The exhibition opens with silent and discreet languages, initiating a second act centered on the duality between revelation and concealment. A wooden-carved tongue emerges from a ceramic mouth protruding from the wall (Gina Proenza, La chute des corps, 2025). The double meaning of “langue”—both a bodily organ and a system of expression—takes shape here. Falsely perceived as the body’s strongest muscle, the tongue seems to meet its own limit: both a bearer of speech and hindered by it. A childlike yet provocative and sensual gesture, the artwork reveals a tension between power and restraint.
“The tongue is an elusive animal that refuses to be tamed. It licks, bites, spits, insults, but it also heals, comforts, and sings,” writes author Gabriela Wiener. Animality is certainly present, but so is the desire to console, as seen in Matisto’s lovers (Politics de L’amoureuxse, 2025). The tongue, elusive yet tangible, becomes a magic trick, and the magician a key figure in Matisto’s bestiary. Hanging on the wall, a framed handle—reminiscent of a bag of tricks—seems to contain the author of deception (Matisto, Mago New Age, 2024).

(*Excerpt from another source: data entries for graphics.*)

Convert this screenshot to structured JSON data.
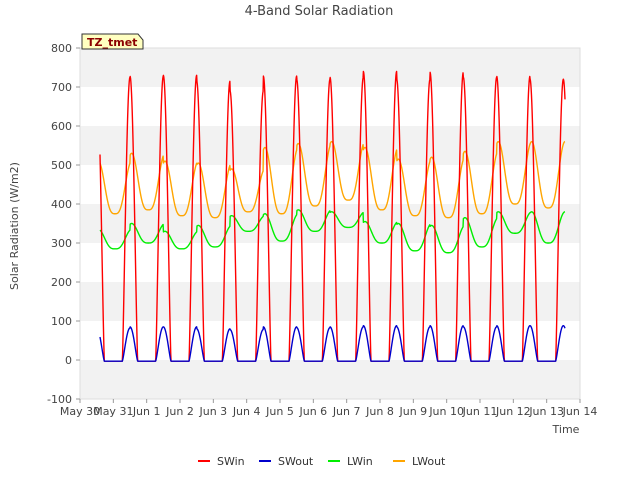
{
  "chart_data": {
    "type": "line",
    "title": "4-Band Solar Radiation",
    "xlabel": "Time",
    "ylabel": "Solar Radiation (W/m2)",
    "site_label": "TZ_tmet",
    "ylim": [
      -100,
      800
    ],
    "xlim": [
      0,
      15
    ],
    "y_ticks": [
      -100,
      0,
      100,
      200,
      300,
      400,
      500,
      600,
      700,
      800
    ],
    "x_ticks": [
      {
        "value": 0,
        "label": "May 30"
      },
      {
        "value": 1,
        "label": "May 31"
      },
      {
        "value": 2,
        "label": "Jun 1"
      },
      {
        "value": 3,
        "label": "Jun 2"
      },
      {
        "value": 4,
        "label": "Jun 3"
      },
      {
        "value": 5,
        "label": "Jun 4"
      },
      {
        "value": 6,
        "label": "Jun 5"
      },
      {
        "value": 7,
        "label": "Jun 6"
      },
      {
        "value": 8,
        "label": "Jun 7"
      },
      {
        "value": 9,
        "label": "Jun 8"
      },
      {
        "value": 10,
        "label": "Jun 9"
      },
      {
        "value": 11,
        "label": "Jun 10"
      },
      {
        "value": 12,
        "label": "Jun 11"
      },
      {
        "value": 13,
        "label": "Jun 12"
      },
      {
        "value": 14,
        "label": "Jun 13"
      },
      {
        "value": 15,
        "label": "Jun 14"
      }
    ],
    "grid": "horizontal bands",
    "legend_position": "bottom",
    "data_start": 0.6,
    "data_end": 14.55,
    "series": [
      {
        "name": "SWin",
        "color": "#ff0000",
        "daily_peaks": [
          725,
          728,
          730,
          715,
          690,
          728,
          720,
          725,
          740,
          720,
          738,
          725,
          728,
          720
        ],
        "night_value": -3
      },
      {
        "name": "SWout",
        "color": "#0000cc",
        "daily_peaks": [
          82,
          85,
          85,
          80,
          78,
          85,
          83,
          85,
          88,
          85,
          88,
          85,
          88,
          88
        ],
        "night_value": -3
      },
      {
        "name": "LWin",
        "color": "#00ee00",
        "daily_peaks": [
          335,
          350,
          330,
          345,
          370,
          375,
          385,
          380,
          355,
          350,
          345,
          365,
          380,
          380
        ],
        "daily_lows": [
          285,
          300,
          285,
          290,
          330,
          305,
          330,
          340,
          300,
          280,
          275,
          290,
          325,
          300
        ]
      },
      {
        "name": "LWout",
        "color": "#ffa500",
        "daily_peaks": [
          510,
          530,
          510,
          505,
          490,
          545,
          555,
          560,
          545,
          515,
          520,
          535,
          560,
          560
        ],
        "daily_lows": [
          375,
          385,
          370,
          365,
          380,
          375,
          395,
          410,
          385,
          370,
          365,
          375,
          400,
          390
        ]
      }
    ]
  }
}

The final act is dedicated to both articulation and disarticulation. In Gina’s video, words flash rapidly across the screen (Judging Worms, 2023). Any attempt to follow and find meaning proves futile—they are merely an alphabetical sequence of terms extracted from a 16th-century trial, in which earthworms were expelled from a field after being accused of ruining cereal crops. Through fragmentation and reconfiguration, Gina highlights the theatricality of legal language, whilst freeing words from their meaning. For Matisto, what is exhibited in the basement is no longer a figure woven from beads and cherished relics, but merely its trace (Sombra de Estrella, 2025). This work is rooted in a fleeting yet familiar encounter: each morning, he passed a street vendor whose goods, left too long in the sun, imprinted pale shapes onto the boxes they once occupied. One day, the vendor was no longer present, expelled by a police intervention. Both artists engage with archives and memory, deconstructing and reassembling them in search of new meaning.Thus, Trabalengua does not merely present obstacles—it also draws a unique energy from them. In the twisting of tongues, in the constrained movement of bodies, something escapes: a language without words, an inhabited silence, an invisible presence that lingers in the materials and forms. Like a tongue twister repeated over and over until it loses all meaning, words ultimately become mere sounds, a sensation in the mouth, a game detached from sense, transforming into pure movement—a performance.